= John Clagett Proctor =

American local historian, newspaper columnist and printer

John Clagett Proctor (1867-1956) was a local historian, newspaper columnist, and printer in Washington, D.C., best known for a long-running weekly column in the Washington Star newspaper.

Proctor was born November 15, 1867, in a house on New York Avenue NW between 6th and 7th Streets in Washington, D. C. He was the seventh child and second son of Mary Ann (Davison) and John Clagett Proctor, a lawyer and journalist who was then the city editor of the National Republican newspaper.

In 1883, Proctor began printing under Albert J. S. Curet at the United States National Museum. The next year, he received a permanent job at the museum, where he would work until 1906. In the early 1890s, he enrolled in the National University Law School, graduating with a master of laws degree in 1894. He passed the D.C. bar later that year, but never practiced as a lawyer.

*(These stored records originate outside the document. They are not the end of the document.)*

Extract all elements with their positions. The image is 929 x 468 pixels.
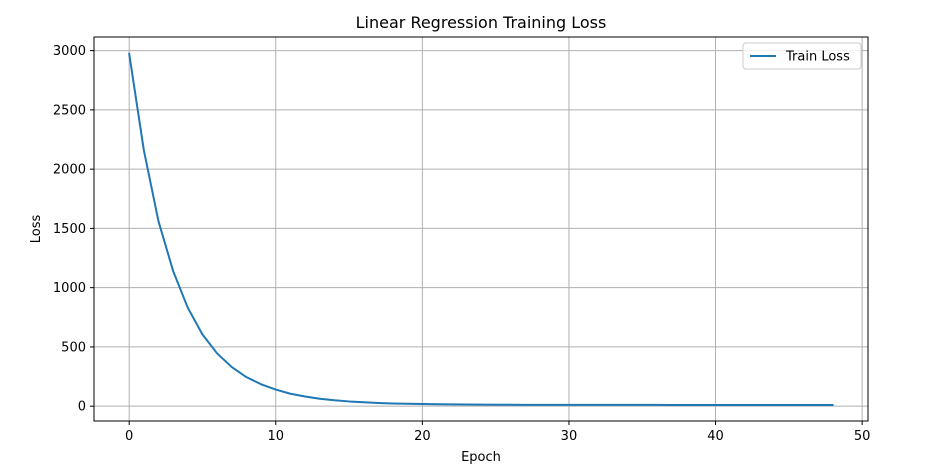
x-tick-label: 40	[707, 429, 724, 444]
y-tick-label: 1500	[53, 222, 86, 237]
y-tick-label: 2000	[53, 163, 86, 178]
plot-frame	[93, 36, 869, 422]
y-tick-label: 500	[61, 340, 86, 355]
legend-box	[742, 42, 862, 70]
x-axis-title: Epoch	[461, 450, 501, 465]
chart-title: Linear Regression Training Loss	[356, 13, 607, 32]
x-tick-label: 30	[561, 429, 578, 444]
y-tick-label: 0	[78, 400, 86, 415]
x-tick-label: 10	[267, 429, 284, 444]
x-tick-label: 50	[854, 429, 871, 444]
y-tick-label: 1000	[53, 281, 86, 296]
y-tick-label: 2500	[53, 103, 86, 118]
y-axis-title: Loss	[29, 215, 44, 244]
series-line-train-loss	[128, 52, 834, 406]
legend: Train Loss	[742, 42, 862, 70]
series-layer	[128, 52, 834, 406]
legend-label-train-loss: Train Loss	[785, 50, 850, 65]
x-tick-label: 0	[125, 429, 133, 444]
x-tick-label: 20	[414, 429, 431, 444]
y-tick-label: 3000	[53, 44, 86, 59]
grid-layer	[94, 37, 868, 421]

Long interested in "history, biography, and genealogy, especially of his native Washington and the neighboring Maryland and Virginia counties," Clagett began speaking at local events on historical topics. In 1902, he began to publish articles and other writings on local history.

In 1928, he inaugurated a weekly column in the Washington Star. In 1949, he published his columns as a book: Proctor's Washington and Environs.

In 1939, the National University Law School gave him an honorary doctorate of laws degree.

Proctor died on April 19, 1956, at his house at 1605 Jonquil Street NW in Washington, D.C. His obituary in the Evening Star pronounced him the "outstanding historian on 19th Century Washington".

In 1964, Milton Rubincam wrote for the Columbia Historical Society:A dedicated local historian, Proctor contributed extensively to our knowledge of the events that have taken place in the Nation's Capital and its environs. His published writings reflect his interest in every facet of life in this area —social, political, economic, financial, educational, diplomatic, literary, military, even genealogically.